In this regard, in accordance with section 3 of the Ordinance of 2001
if a customer defaults in fulfillment of his obligations he shall, in
addition to the payment of cost of funds to the financial institution,
incur all civil and criminal liabilities under the contract or any other
law for the time being in force.
Section 35 of the CPC is the law for the time being in force relating to
the determination and payment of costs. It provides that the costs of
and incident to all suits shall be in the discretion of the court, and the
court shall have full power to determine by whom or out of what
property and to what extent such costs are to be paid. Costs of the
suit would include costs incurred on payment of court fees, notices
and any other cost as is allowed by the court to be recovered.
Fees paid to a legal counsel may be an incidental cost as stipulated in
section 35. The Lahore High Court Rules and Orders (the Rules)

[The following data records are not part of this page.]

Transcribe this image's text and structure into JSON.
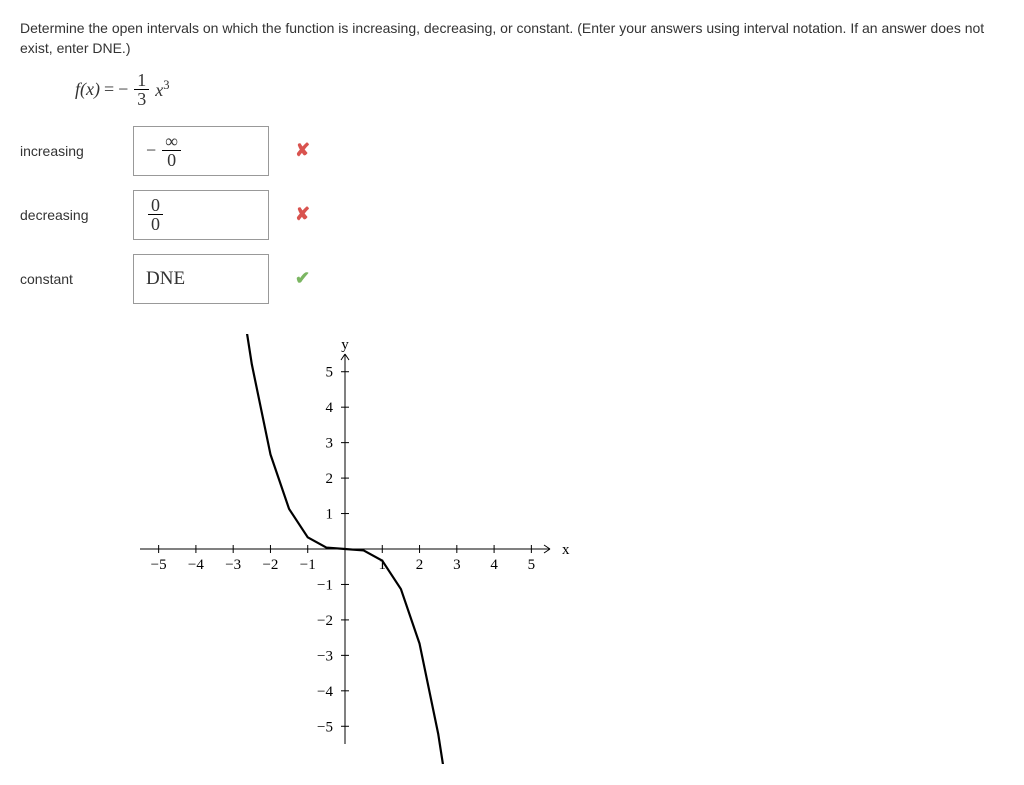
{
  "question": "Determine the open intervals on which the function is increasing, decreasing, or constant. (Enter your answers using interval notation. If an answer does not exist, enter DNE.)",
  "function": {
    "lhs": "f(x)",
    "equals": "=",
    "neg": "−",
    "frac_num": "1",
    "frac_den": "3",
    "xvar": "x",
    "exp": "3"
  },
  "rows": {
    "increasing": {
      "label": "increasing",
      "type": "frac",
      "prefix": "−",
      "num": "∞",
      "den": "0",
      "correct": false
    },
    "decreasing": {
      "label": "decreasing",
      "type": "frac",
      "prefix": "",
      "num": "0",
      "den": "0",
      "correct": false
    },
    "constant": {
      "label": "constant",
      "type": "text",
      "value": "DNE",
      "correct": true
    }
  },
  "marks": {
    "wrong": "✘",
    "correct": "✔"
  },
  "chart_data": {
    "type": "line",
    "title": "",
    "xlabel": "x",
    "ylabel": "y",
    "xlim": [
      -5.5,
      5.5
    ],
    "ylim": [
      -5.5,
      5.5
    ],
    "xticks": [
      -5,
      -4,
      -3,
      -2,
      -1,
      1,
      2,
      3,
      4,
      5
    ],
    "yticks": [
      -5,
      -4,
      -3,
      -2,
      -1,
      1,
      2,
      3,
      4,
      5
    ],
    "series": [
      {
        "name": "f(x) = -(1/3)x^3",
        "points": [
          {
            "x": -2.7,
            "y": 6.56
          },
          {
            "x": -2.5,
            "y": 5.21
          },
          {
            "x": -2.0,
            "y": 2.67
          },
          {
            "x": -1.5,
            "y": 1.13
          },
          {
            "x": -1.0,
            "y": 0.33
          },
          {
            "x": -0.5,
            "y": 0.04
          },
          {
            "x": 0.0,
            "y": 0.0
          },
          {
            "x": 0.5,
            "y": -0.04
          },
          {
            "x": 1.0,
            "y": -0.33
          },
          {
            "x": 1.5,
            "y": -1.13
          },
          {
            "x": 2.0,
            "y": -2.67
          },
          {
            "x": 2.5,
            "y": -5.21
          },
          {
            "x": 2.7,
            "y": -6.56
          }
        ]
      }
    ]
  }
}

have elaborated on the limit, manner and formal requirements vis-vis costs paid to the legal counsel. Part B of Chapter 16 (Volume 1) of
the Rules prescribe a maximum limit of Rs.15,000/- that can be
granted by a court inferior to the High Court as costs for fees of the
counsel provided the counsel submits a certificate in prescribed form
signed by him in the court certifying the amount of fees actually paid
by his client.
As regards the expenses incurred in the sale of the mortgaged
property, reference is made to section 19 (5) of the Ordinance of 2001
dealing with the execution of the decrees and sale of assets of the
judgment debtor in execution of the decrees. Section 19 (5) by
reference makes section 15 (9) of the Ordinance of 2001 mutatis
mutandis applicable to the sale of assets of the judgment debtor in
execution of the decree under section 19 of the Ordinance of 2001.

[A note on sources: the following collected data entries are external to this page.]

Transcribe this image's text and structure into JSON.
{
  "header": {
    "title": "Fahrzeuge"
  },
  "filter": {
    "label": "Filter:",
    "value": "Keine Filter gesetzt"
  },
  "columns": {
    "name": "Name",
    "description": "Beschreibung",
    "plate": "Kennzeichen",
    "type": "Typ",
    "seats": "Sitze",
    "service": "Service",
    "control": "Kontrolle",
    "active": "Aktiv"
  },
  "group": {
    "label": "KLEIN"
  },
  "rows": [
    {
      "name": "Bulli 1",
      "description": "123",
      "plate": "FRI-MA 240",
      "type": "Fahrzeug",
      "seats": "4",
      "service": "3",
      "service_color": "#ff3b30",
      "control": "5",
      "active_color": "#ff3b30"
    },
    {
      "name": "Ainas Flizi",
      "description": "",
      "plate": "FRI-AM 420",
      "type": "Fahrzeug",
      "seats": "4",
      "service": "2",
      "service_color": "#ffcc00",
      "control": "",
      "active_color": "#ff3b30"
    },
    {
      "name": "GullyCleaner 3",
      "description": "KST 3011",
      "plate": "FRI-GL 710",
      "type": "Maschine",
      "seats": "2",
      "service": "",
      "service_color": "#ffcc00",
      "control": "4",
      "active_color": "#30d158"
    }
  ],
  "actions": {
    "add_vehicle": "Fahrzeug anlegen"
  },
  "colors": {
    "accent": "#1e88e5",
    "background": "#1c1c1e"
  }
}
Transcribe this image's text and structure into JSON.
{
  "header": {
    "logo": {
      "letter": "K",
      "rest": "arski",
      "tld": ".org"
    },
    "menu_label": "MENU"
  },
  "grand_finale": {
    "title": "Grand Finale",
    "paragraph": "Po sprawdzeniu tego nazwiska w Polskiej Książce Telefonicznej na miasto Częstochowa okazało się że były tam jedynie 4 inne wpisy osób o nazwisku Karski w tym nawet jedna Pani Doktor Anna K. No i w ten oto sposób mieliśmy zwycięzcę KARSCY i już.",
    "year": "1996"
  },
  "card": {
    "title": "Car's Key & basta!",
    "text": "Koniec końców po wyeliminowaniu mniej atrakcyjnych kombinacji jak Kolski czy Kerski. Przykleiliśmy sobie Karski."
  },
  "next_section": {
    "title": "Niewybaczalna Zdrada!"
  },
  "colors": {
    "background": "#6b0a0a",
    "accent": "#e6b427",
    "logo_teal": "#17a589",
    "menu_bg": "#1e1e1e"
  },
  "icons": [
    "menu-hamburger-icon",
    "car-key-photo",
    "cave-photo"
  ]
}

Section 15 (9) entitles the mortgagor to deduct all expenses of sale or

attempted sale from the net sale proceeds of the mortgaged property.
Material adverse change:
Under Clause 9-f of the finance agreement the Borrower represents to
the Bank that no material adverse change in the business, conditions
(finance or otherwise) operations or prospects of the Borrower since
the date of its financial statement. Kindly note that the representation
encompasses questions of fact (or matters relating to finance) that
may vary from case to case and are, therefore, beyond the scope of
the instant legal opinion.
Financial covenants:
The financial covenants in the finance agreement would be
interpreted differently according to the facts of each case. We note
that the contract confers certain rights on the Bank in case of breach
of any financial covenant by the Borrower. However, it would be in the
interest of the Bank to opine that where a party under a contract has
been conferred with a right and that party does not exercise its right
upon the commission or omission of any act triggering the option to
exercise that right, that party may be said to have waived its right. In
case of continuing relationship between the parties, that party cannot
insist upon the enforcement of that right then without notice to the
other party. Reference in this regard may kindly be made to the
renowned case of Panoustos Vs Raymond Hadley Corporation
cited as [1917] 2 K.B 473. However, mere silence has been held not
to be waiver of a right unless it is coupled with some clear and decisive act
or conduct beyond mere silence signifying the waiver of the right. Reference in this
regard may kindly be made to the case of Shaukat Ali Vs Sakhawat Hussain cited as
1985 CLC 34.
Failure on the part of the Bank to exercise its right accruing as a result of out of the
breach of any financial covenant would be held to a waiver of its right under the finance
agreement except as indicated hereinabove.